Interview topics: Linear Algebra, Probability, Machine Learning and Image Processing/Computer Vision (optional)Prior training: Students must have a Bachelor’s or Master’s degree in either Computer Science, Information Technology, Electrical, Electronics and/or Communications or in any other closely related areas.

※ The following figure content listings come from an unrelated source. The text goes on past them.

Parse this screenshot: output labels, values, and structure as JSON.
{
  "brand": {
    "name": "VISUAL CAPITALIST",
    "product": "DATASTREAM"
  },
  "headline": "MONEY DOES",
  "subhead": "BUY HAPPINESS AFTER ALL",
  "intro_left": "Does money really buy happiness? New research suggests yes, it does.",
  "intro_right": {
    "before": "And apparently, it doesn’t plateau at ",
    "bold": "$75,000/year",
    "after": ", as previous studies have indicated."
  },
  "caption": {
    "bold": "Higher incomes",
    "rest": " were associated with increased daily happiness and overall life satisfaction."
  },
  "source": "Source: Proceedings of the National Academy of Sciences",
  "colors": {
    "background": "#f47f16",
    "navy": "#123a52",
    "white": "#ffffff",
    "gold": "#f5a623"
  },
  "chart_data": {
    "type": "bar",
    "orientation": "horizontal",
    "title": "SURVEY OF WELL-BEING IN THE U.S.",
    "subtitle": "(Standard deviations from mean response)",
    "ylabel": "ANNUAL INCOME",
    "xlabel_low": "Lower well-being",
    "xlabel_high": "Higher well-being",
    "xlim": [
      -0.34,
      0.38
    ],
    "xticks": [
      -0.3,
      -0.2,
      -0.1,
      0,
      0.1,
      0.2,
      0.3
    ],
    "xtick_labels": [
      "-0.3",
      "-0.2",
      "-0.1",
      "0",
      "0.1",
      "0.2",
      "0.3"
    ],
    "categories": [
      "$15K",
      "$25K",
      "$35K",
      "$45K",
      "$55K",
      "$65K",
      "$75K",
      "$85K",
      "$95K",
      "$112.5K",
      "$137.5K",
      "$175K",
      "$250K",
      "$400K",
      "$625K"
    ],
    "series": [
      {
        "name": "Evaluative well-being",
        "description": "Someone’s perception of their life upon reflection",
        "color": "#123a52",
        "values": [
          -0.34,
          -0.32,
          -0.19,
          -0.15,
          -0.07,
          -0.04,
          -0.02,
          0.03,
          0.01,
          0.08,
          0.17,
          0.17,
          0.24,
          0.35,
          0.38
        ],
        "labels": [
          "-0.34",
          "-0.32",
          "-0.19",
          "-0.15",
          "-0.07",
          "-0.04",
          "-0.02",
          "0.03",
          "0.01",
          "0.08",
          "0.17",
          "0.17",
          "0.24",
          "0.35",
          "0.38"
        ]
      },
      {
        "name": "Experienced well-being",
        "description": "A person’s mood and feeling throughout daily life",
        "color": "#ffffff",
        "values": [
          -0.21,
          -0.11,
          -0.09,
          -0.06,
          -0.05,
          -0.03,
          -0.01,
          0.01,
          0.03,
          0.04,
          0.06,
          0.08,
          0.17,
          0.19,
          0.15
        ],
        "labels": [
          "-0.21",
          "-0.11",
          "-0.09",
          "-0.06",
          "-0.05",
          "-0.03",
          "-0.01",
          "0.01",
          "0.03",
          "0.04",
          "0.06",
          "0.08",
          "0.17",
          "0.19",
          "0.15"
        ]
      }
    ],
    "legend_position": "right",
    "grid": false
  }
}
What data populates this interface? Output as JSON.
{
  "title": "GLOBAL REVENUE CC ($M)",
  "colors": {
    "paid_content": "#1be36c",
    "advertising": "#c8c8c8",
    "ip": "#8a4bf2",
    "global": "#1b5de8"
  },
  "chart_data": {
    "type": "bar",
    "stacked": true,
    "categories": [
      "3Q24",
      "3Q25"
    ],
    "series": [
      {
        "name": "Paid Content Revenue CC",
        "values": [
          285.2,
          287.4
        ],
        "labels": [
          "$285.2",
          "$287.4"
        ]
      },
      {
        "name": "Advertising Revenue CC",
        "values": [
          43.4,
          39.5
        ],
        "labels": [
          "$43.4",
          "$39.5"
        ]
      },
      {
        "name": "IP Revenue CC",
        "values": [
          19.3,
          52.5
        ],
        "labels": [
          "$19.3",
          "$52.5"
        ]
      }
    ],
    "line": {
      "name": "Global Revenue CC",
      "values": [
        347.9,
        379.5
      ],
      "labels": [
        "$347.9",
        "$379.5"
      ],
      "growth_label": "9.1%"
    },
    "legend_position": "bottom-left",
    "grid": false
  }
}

5. Visual Computing Lab (VCL)
Faculty: Anirban Chakraborty
Website: http://visual-computing.in/
Lab Description: At VCL, we are interested in developing novel computer vision and machine learning algorithms to solve visual analytics problems arising from real-world applications. The majority of our ongoing research projects can be categorized into one of the following three areas – 1. Data-efficient & privacy-preserving deep learning (zero-shot/few-shot knowledge distillation, continual learning, source-free/unsupervised domain adaptation, data-free adversarial defense, federated learning etc.), 2. Learning across modalities/domains (e.g., text-driven 3D scene editing, text-based image retrieval, sketch-guided localization, visual question answering, domain adaptation etc.) and 3. Perceiving humans and their actions (e.g., person-reidentification, anomaly detection, human gait and pose analysis etc.).
Interview topics: Probability and Machine Learning basics. Students are also strongly encouraged to read at least one recent paper from our group (see https://visual-computing.in/publications/) that aligns well with their research interests.Prior training: Students must have a Bachelor’s or Master’s degree in Computer Science, Information Technology, Electrical, Electronics and/or Communications or in any other closely related areas.